Las plataformas de movilidad y reparto ya mueven recursos y tiempo de trabajo a escala federal: DiDi informó una inversión de US$160 millones en 2025 para operar en más de 200 localidades y Rappi registró 45.000 repartidores activos en diciembre de 2025 (según PERFIL). Esta nota analiza qué generan esas cifras en empleo, cómo se distribuyen los ingresos y qué políticas hacen falta para que la flexibilidad no sea sinónimo de desprotección.

¿Cómo impacta esto en el mercado laboral argentino?
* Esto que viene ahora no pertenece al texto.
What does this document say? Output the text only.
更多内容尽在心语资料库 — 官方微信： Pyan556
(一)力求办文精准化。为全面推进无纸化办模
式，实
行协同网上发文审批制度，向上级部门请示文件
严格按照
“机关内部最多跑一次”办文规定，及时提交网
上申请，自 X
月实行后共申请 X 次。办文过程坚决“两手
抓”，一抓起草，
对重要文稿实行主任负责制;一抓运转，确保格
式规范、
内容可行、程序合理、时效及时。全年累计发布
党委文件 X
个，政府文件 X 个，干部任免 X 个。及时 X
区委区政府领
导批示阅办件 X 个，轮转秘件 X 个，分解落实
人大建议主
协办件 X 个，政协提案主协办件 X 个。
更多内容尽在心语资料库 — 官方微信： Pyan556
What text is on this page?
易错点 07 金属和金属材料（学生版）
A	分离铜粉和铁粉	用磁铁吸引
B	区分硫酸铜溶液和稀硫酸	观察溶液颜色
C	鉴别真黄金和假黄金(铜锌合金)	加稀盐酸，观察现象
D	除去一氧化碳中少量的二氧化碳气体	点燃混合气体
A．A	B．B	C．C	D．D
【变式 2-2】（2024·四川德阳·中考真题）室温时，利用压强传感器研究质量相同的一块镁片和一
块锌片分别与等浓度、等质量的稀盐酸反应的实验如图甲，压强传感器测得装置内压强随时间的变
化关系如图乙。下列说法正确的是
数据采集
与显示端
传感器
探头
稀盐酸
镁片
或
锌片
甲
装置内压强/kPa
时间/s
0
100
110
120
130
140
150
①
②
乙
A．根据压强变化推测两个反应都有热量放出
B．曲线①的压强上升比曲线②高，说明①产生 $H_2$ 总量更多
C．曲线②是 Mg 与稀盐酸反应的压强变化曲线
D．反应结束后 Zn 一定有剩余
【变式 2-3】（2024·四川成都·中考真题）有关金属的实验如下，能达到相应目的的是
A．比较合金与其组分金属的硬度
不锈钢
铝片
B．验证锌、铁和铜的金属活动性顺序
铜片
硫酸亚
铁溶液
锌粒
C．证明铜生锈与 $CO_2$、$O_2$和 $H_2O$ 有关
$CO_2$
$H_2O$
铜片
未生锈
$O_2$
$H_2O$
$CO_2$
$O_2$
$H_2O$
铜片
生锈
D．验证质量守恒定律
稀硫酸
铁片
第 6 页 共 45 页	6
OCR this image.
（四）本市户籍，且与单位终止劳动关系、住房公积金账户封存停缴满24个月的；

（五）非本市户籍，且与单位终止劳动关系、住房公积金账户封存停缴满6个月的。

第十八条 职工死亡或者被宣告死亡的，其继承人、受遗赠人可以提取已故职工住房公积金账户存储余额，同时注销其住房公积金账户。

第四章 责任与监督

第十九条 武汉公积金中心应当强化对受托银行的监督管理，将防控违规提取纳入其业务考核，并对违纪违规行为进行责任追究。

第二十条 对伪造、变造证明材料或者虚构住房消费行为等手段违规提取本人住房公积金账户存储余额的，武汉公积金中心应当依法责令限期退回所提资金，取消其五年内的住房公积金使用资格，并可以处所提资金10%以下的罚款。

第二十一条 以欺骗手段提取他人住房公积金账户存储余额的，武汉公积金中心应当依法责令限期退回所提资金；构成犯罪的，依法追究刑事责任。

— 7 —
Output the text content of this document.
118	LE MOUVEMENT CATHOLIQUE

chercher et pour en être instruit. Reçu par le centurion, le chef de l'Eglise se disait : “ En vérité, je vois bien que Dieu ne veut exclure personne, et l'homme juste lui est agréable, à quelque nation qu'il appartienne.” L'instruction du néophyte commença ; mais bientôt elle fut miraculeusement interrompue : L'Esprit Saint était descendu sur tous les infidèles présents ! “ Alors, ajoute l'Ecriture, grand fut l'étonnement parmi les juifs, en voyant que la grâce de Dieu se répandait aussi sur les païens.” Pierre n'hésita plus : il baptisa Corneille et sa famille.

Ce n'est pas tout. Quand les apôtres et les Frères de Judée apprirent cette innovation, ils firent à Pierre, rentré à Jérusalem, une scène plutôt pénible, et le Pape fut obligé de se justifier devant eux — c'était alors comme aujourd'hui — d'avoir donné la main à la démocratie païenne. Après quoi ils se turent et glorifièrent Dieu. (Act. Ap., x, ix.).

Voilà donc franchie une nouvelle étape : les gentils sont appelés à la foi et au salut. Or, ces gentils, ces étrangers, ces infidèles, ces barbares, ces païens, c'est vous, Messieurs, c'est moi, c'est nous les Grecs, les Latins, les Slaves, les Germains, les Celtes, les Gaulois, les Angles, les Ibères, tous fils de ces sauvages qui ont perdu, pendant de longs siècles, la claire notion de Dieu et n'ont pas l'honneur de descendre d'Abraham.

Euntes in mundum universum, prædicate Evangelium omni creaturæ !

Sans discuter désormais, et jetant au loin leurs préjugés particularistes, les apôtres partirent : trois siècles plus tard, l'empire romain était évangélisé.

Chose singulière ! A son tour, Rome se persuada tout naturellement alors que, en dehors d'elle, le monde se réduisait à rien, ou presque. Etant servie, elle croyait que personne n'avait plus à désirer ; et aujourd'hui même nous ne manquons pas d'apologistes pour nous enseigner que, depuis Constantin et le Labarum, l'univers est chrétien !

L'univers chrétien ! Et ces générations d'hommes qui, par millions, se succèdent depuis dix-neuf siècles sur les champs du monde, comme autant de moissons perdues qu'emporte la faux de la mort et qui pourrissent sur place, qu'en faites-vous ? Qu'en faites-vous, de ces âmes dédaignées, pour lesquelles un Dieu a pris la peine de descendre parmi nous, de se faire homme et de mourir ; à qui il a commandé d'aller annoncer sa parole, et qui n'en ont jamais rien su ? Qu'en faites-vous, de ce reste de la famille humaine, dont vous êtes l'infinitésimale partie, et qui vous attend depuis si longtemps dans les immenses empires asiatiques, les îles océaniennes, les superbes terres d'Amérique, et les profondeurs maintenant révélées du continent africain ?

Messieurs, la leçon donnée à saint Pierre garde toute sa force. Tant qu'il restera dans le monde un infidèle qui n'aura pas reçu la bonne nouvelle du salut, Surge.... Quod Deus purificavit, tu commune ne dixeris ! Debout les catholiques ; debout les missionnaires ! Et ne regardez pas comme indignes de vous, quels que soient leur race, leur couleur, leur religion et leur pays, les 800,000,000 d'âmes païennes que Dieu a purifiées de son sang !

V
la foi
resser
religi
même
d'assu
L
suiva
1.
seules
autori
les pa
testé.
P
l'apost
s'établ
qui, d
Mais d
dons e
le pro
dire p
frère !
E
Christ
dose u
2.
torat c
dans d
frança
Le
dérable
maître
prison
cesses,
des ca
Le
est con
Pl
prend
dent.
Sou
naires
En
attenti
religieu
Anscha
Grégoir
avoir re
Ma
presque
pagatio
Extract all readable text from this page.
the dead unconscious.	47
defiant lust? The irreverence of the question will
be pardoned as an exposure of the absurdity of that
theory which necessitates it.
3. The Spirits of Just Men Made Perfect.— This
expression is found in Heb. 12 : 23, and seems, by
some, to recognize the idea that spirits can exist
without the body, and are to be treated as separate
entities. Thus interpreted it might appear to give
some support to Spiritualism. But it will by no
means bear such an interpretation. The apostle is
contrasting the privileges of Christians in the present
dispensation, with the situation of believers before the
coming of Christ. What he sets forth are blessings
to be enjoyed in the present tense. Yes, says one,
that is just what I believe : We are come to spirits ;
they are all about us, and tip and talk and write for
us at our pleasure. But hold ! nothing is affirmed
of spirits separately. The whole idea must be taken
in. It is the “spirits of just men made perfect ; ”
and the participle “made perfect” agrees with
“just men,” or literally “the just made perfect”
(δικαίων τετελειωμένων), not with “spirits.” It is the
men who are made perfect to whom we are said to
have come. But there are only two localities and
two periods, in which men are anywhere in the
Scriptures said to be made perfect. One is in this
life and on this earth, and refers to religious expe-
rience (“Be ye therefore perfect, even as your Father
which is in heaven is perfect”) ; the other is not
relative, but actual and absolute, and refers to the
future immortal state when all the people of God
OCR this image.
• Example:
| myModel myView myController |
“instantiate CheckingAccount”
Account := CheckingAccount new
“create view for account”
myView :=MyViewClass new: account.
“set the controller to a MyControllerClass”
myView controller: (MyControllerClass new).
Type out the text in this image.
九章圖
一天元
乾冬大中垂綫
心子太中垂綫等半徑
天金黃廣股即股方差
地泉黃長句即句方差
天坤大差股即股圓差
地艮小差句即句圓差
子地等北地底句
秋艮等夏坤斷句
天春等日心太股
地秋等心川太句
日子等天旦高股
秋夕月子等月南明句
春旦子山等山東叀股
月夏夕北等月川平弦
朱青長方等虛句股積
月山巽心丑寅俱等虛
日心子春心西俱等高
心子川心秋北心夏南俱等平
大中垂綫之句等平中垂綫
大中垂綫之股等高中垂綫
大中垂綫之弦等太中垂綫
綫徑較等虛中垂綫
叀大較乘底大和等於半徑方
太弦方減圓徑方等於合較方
Vemos un crecimiento notable en cantidad de usuarios y conectados, pero con perfiles mayormente parciales y variables: Rappi indica que el 70% de sus repartidores se conecta menos de 50 horas por mes y que el 56% se conecta menos de 25 horas mensuales, con un promedio de 53 pedidos al mes —unas 32–33 horas mensuales— (según Rappi, citado por PERFIL). DiDi reportó un aumento del 85% en viajes en autos y 100% en motos entre enero y marzo de 2025 respecto al año anterior (según PERFIL), y declaró que desde su expansión en 2024 se duplicó la cantidad de personas que se conectaron al menos una vez para trabajar. Estos datos muestran dos efectos simultáneos: creación de oportunidades de ingreso marginal y extensión de la informalidad estructural. Desde la lente distributiva, la actividad tiende a favorecer a plataformas y comercios asociados por economías de escala, mientras que la mayoría de quienes trabajan en ellas enfrenta ingresos volátiles y sin la cobertura típica de empleo dependiente; la estadística de horas y frecuencia aporta evidencia empírica de que hablamos mayormente de complementos de ingreso, no de empleos estables, con implicaciones sobre consumo agregado y seguridad social.

¿Qué aporta la nueva ley y protege a los trabajadores?

La Ley 27.802 estableció un marco específico para las plataformas, consagrando la independencia de los prestadores y obligando a contar con seguros de accidentes personales, una medida que las empresas destacan como central (según PERFIL). El oficialismo y las empresas sostienen que la norma da previsibilidad y evita litigiosidad; el diputado Álvaro Martínez lo presentó como reconocimiento de la autonomía del trabajo mediado por algoritmo. Pero expertos, como Oscar Cuartango, advierten que la ley puede consolidar una precariedad preexistente y alejarse de la tendencia internacional que busca presumir la relación laboral —por ejemplo, la Ley Rider en España y la Directiva Europea de 2024 introducen la presunción de dependencia y exigen transparencia sobre algoritmos— (según PERFIL). En este equilibrio, la obligatoriedad de seguros es un avance limitado: protege riesgos puntuales (fallecimiento, incapacidad, gastos médicos) pero no garantiza aportes previsionales, ART plenas ni derechos sindicales. La discusión central es si la regulación nacional acompañará las coberturas con mecanismos efectivos de contribución y fiscalización o si quedará como un parche que legitima flexibilidad a costa de derechos.

¿Qué políticas necesitamos para que las plataformas generen empleo de calidad?

Desde nuestra perspectiva, la agenda pública debe combinar protección social, transparencia y políticas productivas. Primero, transparencia algorítmica y derecho a la información para que las evaluaciones de desempeño no sean caja negra; la experiencia europea exige esto y Argentina debería adoptarlo (según PERFIL sobre la directiva). Segundo, esquemas de beneficios portables: aportes proporcionales, contribuciones compartidas y acceso a obra social o seguro previsional sin obligar la subordinación absoluta. Tercero, políticas de género: las plataformas aumentaron la inscripción de mujeres —DiDi reporta un 250% de crecimiento en registros desde su “Academia de Mujeres Conductoras” y hoy representan alrededor del 8% de conductores, según PERFIL—, por lo que programas de formación, guarderías y seguridad son prioritarios para que esa expansión sea sostenida. Cuarto, incentivos productivos para formalizar las microeconomías en red: crédito blando, capacitación para comercios y reglas fiscales que no se financien con recortes a jubilaciones o salarios. Estas medidas permitirían convertir la liquidez semanal que atrae a muchos trabajadores (mecanismo destacado por Rappi) en trayectorias laborales más estables y con derechos.

En suma, las plataformas ofrecen oportunidades reales —inversión y expansión territorial— pero no son una solución automática al empleo de calidad. Si el objetivo es ampliar el trabajo digno, la política debe intervenir: combinar regulación inteligente, protección social y medidas productivas que no se paguen con la merma de ingresos previsionales o salariales.